Messin R, Fenyvesi T, Carreer-Bruhwyler F, Crommen J, Chiap P, Hubert P, Dubois C, Famaey JP, Géczy J. A pilot double-blind randomized placebo-controlled study of molsidomine 16 mg once-a-day in patients suffering from stable angina pectoris: correlation between efficacy and over time plasma concentrations.

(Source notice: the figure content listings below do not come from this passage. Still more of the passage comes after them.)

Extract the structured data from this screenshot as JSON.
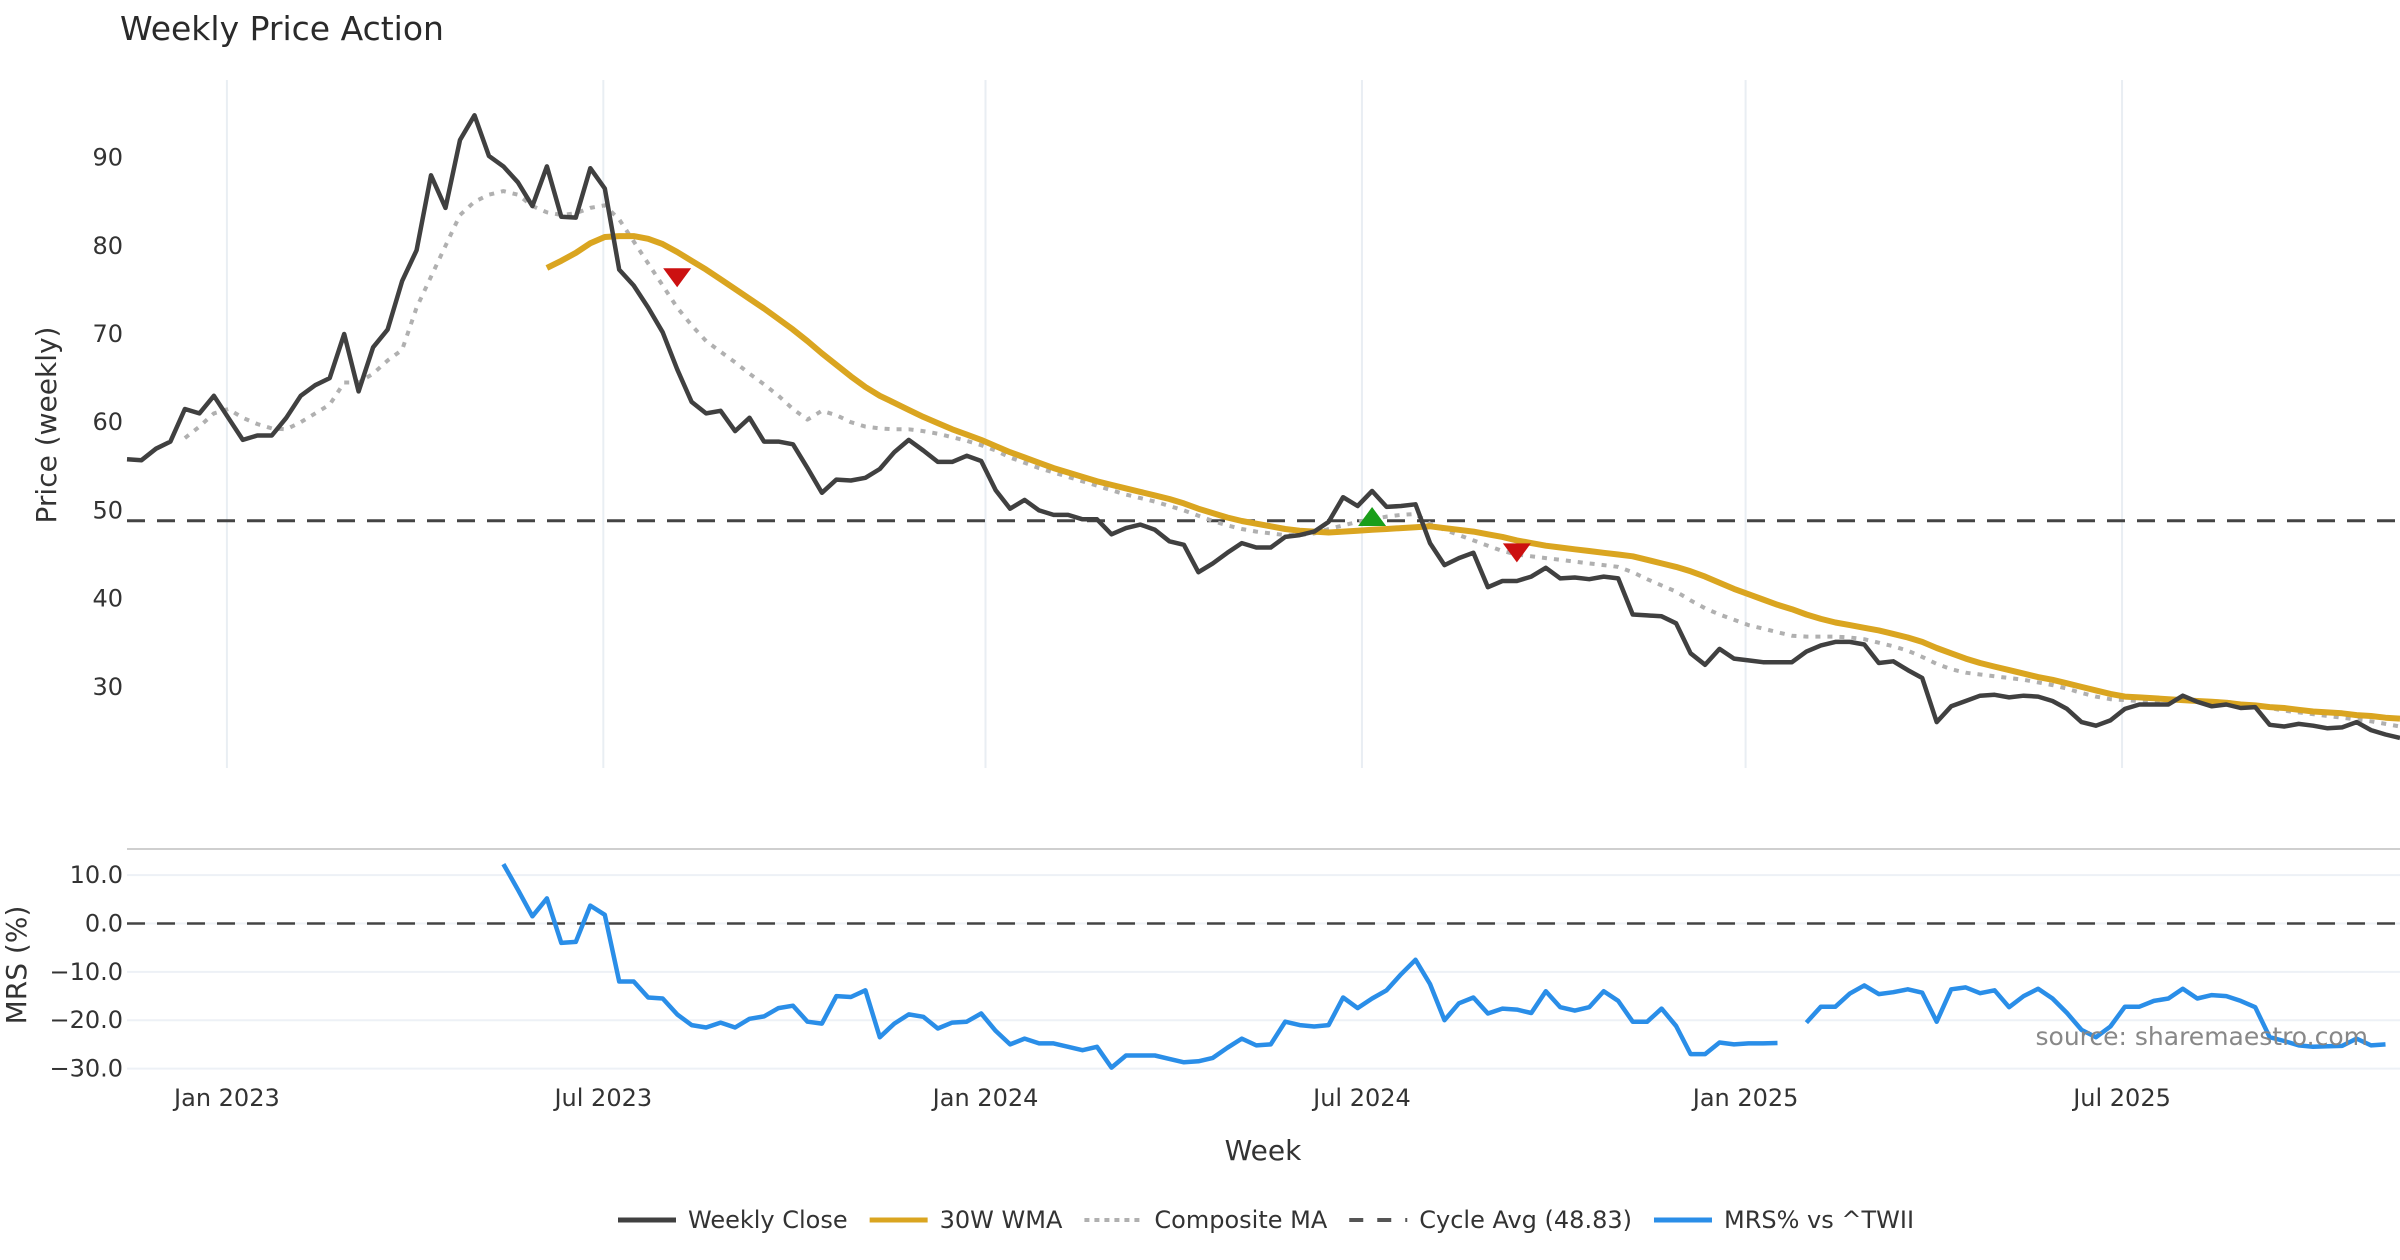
{
  "chart_data": {
    "type": "line",
    "title": "Weekly Price Action",
    "xlabel": "Week",
    "source": "source: sharemaestro.com",
    "x_ticks": [
      {
        "label": "Jan 2023",
        "week": 6.9
      },
      {
        "label": "Jul 2023",
        "week": 32.9
      },
      {
        "label": "Jan 2024",
        "week": 59.3
      },
      {
        "label": "Jul 2024",
        "week": 85.3
      },
      {
        "label": "Jan 2025",
        "week": 111.8
      },
      {
        "label": "Jul 2025",
        "week": 137.8
      }
    ],
    "x_range_weeks": [
      0,
      157
    ],
    "price_panel": {
      "ylabel": "Price (weekly)",
      "ylim": [
        20.8,
        98.8
      ],
      "y_ticks": [
        "30",
        "40",
        "50",
        "60",
        "70",
        "80",
        "90"
      ],
      "cycle_avg": 48.83,
      "series": [
        {
          "name": "Weekly Close",
          "color": "#404040",
          "start_week": 0,
          "values": [
            55.8,
            55.7,
            57,
            57.8,
            61.5,
            61,
            63,
            60.5,
            58,
            58.5,
            58.5,
            60.5,
            63,
            64.2,
            65,
            70,
            63.5,
            68.5,
            70.5,
            76,
            79.5,
            88,
            84.3,
            92,
            94.8,
            90.2,
            89,
            87.2,
            84.5,
            89,
            83.3,
            83.2,
            88.8,
            86.5,
            77.3,
            75.5,
            73,
            70.2,
            66,
            62.3,
            61,
            61.3,
            59,
            60.5,
            57.8,
            57.8,
            57.5,
            54.8,
            52,
            53.5,
            53.4,
            53.7,
            54.7,
            56.6,
            58,
            56.8,
            55.5,
            55.5,
            56.2,
            55.6,
            52.3,
            50.2,
            51.2,
            50,
            49.5,
            49.5,
            49,
            49,
            47.3,
            48,
            48.4,
            47.8,
            46.5,
            46.1,
            43,
            44,
            45.2,
            46.3,
            45.8,
            45.8,
            47,
            47.2,
            47.6,
            48.7,
            51.5,
            50.5,
            52.2,
            50.4,
            50.5,
            50.7,
            46.3,
            43.8,
            44.6,
            45.2,
            41.3,
            42,
            42,
            42.5,
            43.5,
            42.3,
            42.4,
            42.2,
            42.5,
            42.3,
            38.2,
            38.1,
            38,
            37.2,
            33.8,
            32.5,
            34.3,
            33.2,
            33,
            32.8,
            32.8,
            32.8,
            34,
            34.7,
            35.1,
            35.1,
            34.8,
            32.7,
            32.9,
            31.9,
            31,
            26,
            27.8,
            28.4,
            29,
            29.1,
            28.8,
            29,
            28.9,
            28.4,
            27.5,
            26,
            25.6,
            26.2,
            27.5,
            28,
            28,
            28,
            29,
            28.3,
            27.8,
            28,
            27.6,
            27.7,
            25.7,
            25.5,
            25.8,
            25.6,
            25.3,
            25.4,
            26,
            25.1,
            24.6,
            24.2
          ]
        },
        {
          "name": "30W WMA",
          "color": "#DAA520",
          "start_week": 29,
          "values": [
            77.5,
            78.3,
            79.2,
            80.3,
            81,
            81.1,
            81.1,
            80.8,
            80.2,
            79.3,
            78.3,
            77.3,
            76.2,
            75.1,
            74,
            72.9,
            71.7,
            70.5,
            69.2,
            67.8,
            66.5,
            65.2,
            64,
            63,
            62.2,
            61.4,
            60.6,
            59.9,
            59.2,
            58.6,
            58,
            57.3,
            56.6,
            56,
            55.4,
            54.8,
            54.3,
            53.8,
            53.3,
            52.9,
            52.5,
            52.1,
            51.7,
            51.3,
            50.8,
            50.2,
            49.7,
            49.2,
            48.8,
            48.5,
            48.2,
            47.9,
            47.7,
            47.6,
            47.5,
            47.6,
            47.7,
            47.8,
            47.9,
            48,
            48.1,
            48.2,
            48,
            47.8,
            47.6,
            47.3,
            47,
            46.6,
            46.3,
            46,
            45.8,
            45.6,
            45.4,
            45.2,
            45,
            44.8,
            44.4,
            44,
            43.6,
            43.1,
            42.5,
            41.8,
            41.1,
            40.5,
            39.9,
            39.3,
            38.8,
            38.2,
            37.7,
            37.3,
            37,
            36.7,
            36.4,
            36,
            35.6,
            35.1,
            34.4,
            33.8,
            33.2,
            32.7,
            32.3,
            31.9,
            31.5,
            31.1,
            30.8,
            30.4,
            30,
            29.6,
            29.2,
            28.9,
            28.8,
            28.7,
            28.6,
            28.5,
            28.4,
            28.3,
            28.2,
            28,
            27.9,
            27.7,
            27.6,
            27.4,
            27.2,
            27.1,
            27,
            26.8,
            26.7,
            26.5,
            26.4
          ]
        },
        {
          "name": "Composite MA",
          "color": "#b0b0b0",
          "start_week": 4,
          "values": [
            58.2,
            59.5,
            61,
            61.5,
            60.5,
            59.8,
            59.3,
            59.2,
            60,
            61,
            62,
            64.5,
            64.5,
            65.5,
            67,
            68.2,
            73,
            76.5,
            80,
            83.5,
            85,
            85.8,
            86.2,
            85.8,
            84.5,
            83.8,
            83.5,
            83.7,
            84.3,
            84.6,
            83,
            80.5,
            78,
            75.5,
            73,
            71,
            69.2,
            68,
            66.8,
            65.5,
            64.3,
            63,
            61.5,
            60.3,
            61.3,
            60.8,
            60,
            59.5,
            59.3,
            59.2,
            59.2,
            59,
            58.7,
            58.3,
            57.9,
            57.4,
            56.8,
            56,
            55.4,
            54.8,
            54.3,
            53.8,
            53.3,
            52.8,
            52.3,
            51.8,
            51.4,
            51,
            50.5,
            50,
            49.4,
            48.8,
            48.3,
            47.9,
            47.6,
            47.4,
            47.2,
            47.2,
            47.4,
            47.9,
            48.3,
            48.7,
            49,
            49.3,
            49.5,
            49.6,
            48.5,
            47.8,
            47.2,
            46.6,
            46,
            45.4,
            45,
            44.8,
            44.6,
            44.4,
            44.2,
            44,
            43.8,
            43.6,
            43,
            42.2,
            41.5,
            40.8,
            39.8,
            38.9,
            38.2,
            37.6,
            37,
            36.6,
            36.2,
            35.8,
            35.7,
            35.7,
            35.7,
            35.6,
            35.4,
            35,
            34.6,
            34.1,
            33.4,
            32.6,
            32,
            31.6,
            31.4,
            31.2,
            31,
            30.8,
            30.5,
            30.2,
            29.8,
            29.3,
            28.9,
            28.6,
            28.5,
            28.4,
            28.4,
            28.4,
            28.5,
            28.5,
            28.4,
            28.3,
            28.1,
            27.9,
            27.6,
            27.3,
            27.1,
            26.9,
            26.7,
            26.5,
            26.3,
            26.1,
            25.8,
            25.5
          ]
        }
      ],
      "signals": [
        {
          "type": "sell",
          "week": 38,
          "price": 76.5,
          "color": "#cc1111"
        },
        {
          "type": "buy",
          "week": 86,
          "price": 49.2,
          "color": "#1a9e1a"
        },
        {
          "type": "sell",
          "week": 96,
          "price": 45.3,
          "color": "#cc1111"
        }
      ]
    },
    "mrs_panel": {
      "ylabel": "MRS (%)",
      "ylim": [
        -30.5,
        15
      ],
      "y_ticks": [
        "10.0",
        "0.0",
        "−10.0",
        "−20.0",
        "−30.0"
      ],
      "y_tick_values": [
        10,
        0,
        -10,
        -20,
        -30
      ],
      "zero_line": 0,
      "series": {
        "name": "MRS% vs ^TWII",
        "color": "#2a8ee8",
        "start_week": 26,
        "values": [
          12.3,
          7,
          1.5,
          5.2,
          -4,
          -3.8,
          3.7,
          1.8,
          -12,
          -12,
          -15.3,
          -15.5,
          -18.8,
          -21,
          -21.5,
          -20.5,
          -21.5,
          -19.7,
          -19.2,
          -17.5,
          -17,
          -20.3,
          -20.7,
          -15,
          -15.2,
          -13.8,
          -23.5,
          -20.7,
          -18.8,
          -19.3,
          -21.7,
          -20.5,
          -20.3,
          -18.6,
          -22.2,
          -25,
          -23.8,
          -24.8,
          -24.8,
          -25.5,
          -26.2,
          -25.5,
          -29.8,
          -27.3,
          -27.3,
          -27.3,
          -28,
          -28.7,
          -28.5,
          -27.8,
          -25.7,
          -23.8,
          -25.2,
          -25,
          -20.3,
          -21,
          -21.3,
          -21,
          -15.3,
          -17.5,
          -15.5,
          -13.8,
          -10.5,
          -7.5,
          -12.5,
          -20,
          -16.5,
          -15.3,
          -18.6,
          -17.6,
          -17.8,
          -18.5,
          -14,
          -17.3,
          -18,
          -17.3,
          -14,
          -16,
          -20.3,
          -20.3,
          -17.6,
          -21.2,
          -27,
          -27,
          -24.6,
          -25,
          -24.8,
          -24.8,
          -24.7,
          null,
          -20.5,
          -17.2,
          -17.2,
          -14.5,
          -12.8,
          -14.6,
          -14.2,
          -13.6,
          -14.3,
          -20.3,
          -13.6,
          -13.2,
          -14.4,
          -13.8,
          -17.3,
          -15,
          -13.5,
          -15.5,
          -18.5,
          -22,
          -23.5,
          -21.3,
          -17.2,
          -17.2,
          -16,
          -15.5,
          -13.5,
          -15.5,
          -14.8,
          -15,
          -16,
          -17.3,
          -23.5,
          -24.3,
          -25.2,
          -25.5,
          -25.4,
          -25.3,
          -23.8,
          -25.2,
          -25
        ]
      }
    },
    "legend": {
      "placement": "bottom-center",
      "items": [
        {
          "label": "Weekly Close",
          "color": "#404040",
          "style": "solid"
        },
        {
          "label": "30W WMA",
          "color": "#DAA520",
          "style": "solid"
        },
        {
          "label": "Composite MA",
          "color": "#b0b0b0",
          "style": "dotted"
        },
        {
          "label": "Cycle Avg (48.83)",
          "color": "#555555",
          "style": "dashed"
        },
        {
          "label": "MRS% vs ^TWII",
          "color": "#2a8ee8",
          "style": "solid"
        }
      ]
    }
  }
}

Eur J Clin Pharmacol 2003;
59:227-32. [PMID:
12734607 DOI:
10.1007/s00228-003-0597-z]
[Citation(s) in RCA: 12] [Impact Index Per Article: 0.6] [Reference Citation Analysis] [Abstract] [MESH Headings] [Track Full Text] [Journal Information] [Subscribe] [Scholar Register] [Received: 10/28/2002] [Accepted: 03/19/2003] [Indexed: 11/26/2022]
Abstract
OBJECTIVES
A new once-a-day (o.a.d.) formulation of molsidomine (16 mg) was evaluated in patients with stable angina pectoris. The aims were to characterize its pharmacokinetics after a single dose, to demonstrate its clinical efficacy and safety versus placebo and to investigate correlations between pharmacokinetics and pharmacodynamics.
METHODS
Forty-two patients were recruited in a double-blind, crossover, randomized placebo-controlled trial. The pharmacokinetics of molsidomine and SIN-1, its active metabolite, were determined at specific time points (3, 6, 10, 14, 18, 22 and 24 h) after the administration of a single dose of molsidomine 16 mg o.a.d. in all patients distributed into seven groups. Twenty-eight of these 42 patients showed a positive baseline cycloergometric exercise test response during the run-in placebo period and were used to compare the efficacy of molsidomine to placebo. Relationships between plasma concentration in molsidomine or SIN-1 and ischemic threshold were assessed in 16 of the 28 patients with a positive exercise test at baseline. Indeed, the censored variable ischemia-limited tolerance to exercise could not be evaluated in those patients who did not show exercise-induced ischemia anymore under molsidomine 16 mg o.a.d. Pharmacokinetic-pharmacodynamic relationships were evaluated using regression models and correlation coefficients.
RESULTS
The highest average concentration in molsidomine and SIN-1 occurred after 6 h, then a plateau of 15-20 ng/ml molsidomine and 0.8-3.0 ng/ml SIN-1 was maintained for at least 8 h and the mean residual molsidomine concentration 24 h post-drug intake was around 8 ng/ml, still in the effective range of 5-10 ng/ml. A significant increase in total workload (+52 W min, P=0.009), total exercise time (+32 s, P=0.003) and time to angina (+25 s, P=0.016) was measured with molsidomine 16 mg o.a.d. relative to placebo. Using linear regression, significant correlation coefficients were determined between molsidomine plasma concentrations (but not SIN-1) and exercise test improvements (r=0.827, P<0.001 for the total workload; r=0.772, P<0.001 for the total exercise time; and r=0.566, P=0.028 for the time to 1 mm ST-segment depression).
CONCLUSION
The pharmacokinetics of molsidomine 16 mg in patients with stable angina pectoris is compatible with a o.a.d. dosage regimen. This o.a.d. formulation is effective and well-tolerated, providing a 24-h therapeutic control of myocardial ischemia. A positive and significant linear relationship between molsidomine plasma concentration and the increase in exercise tolerance was observed.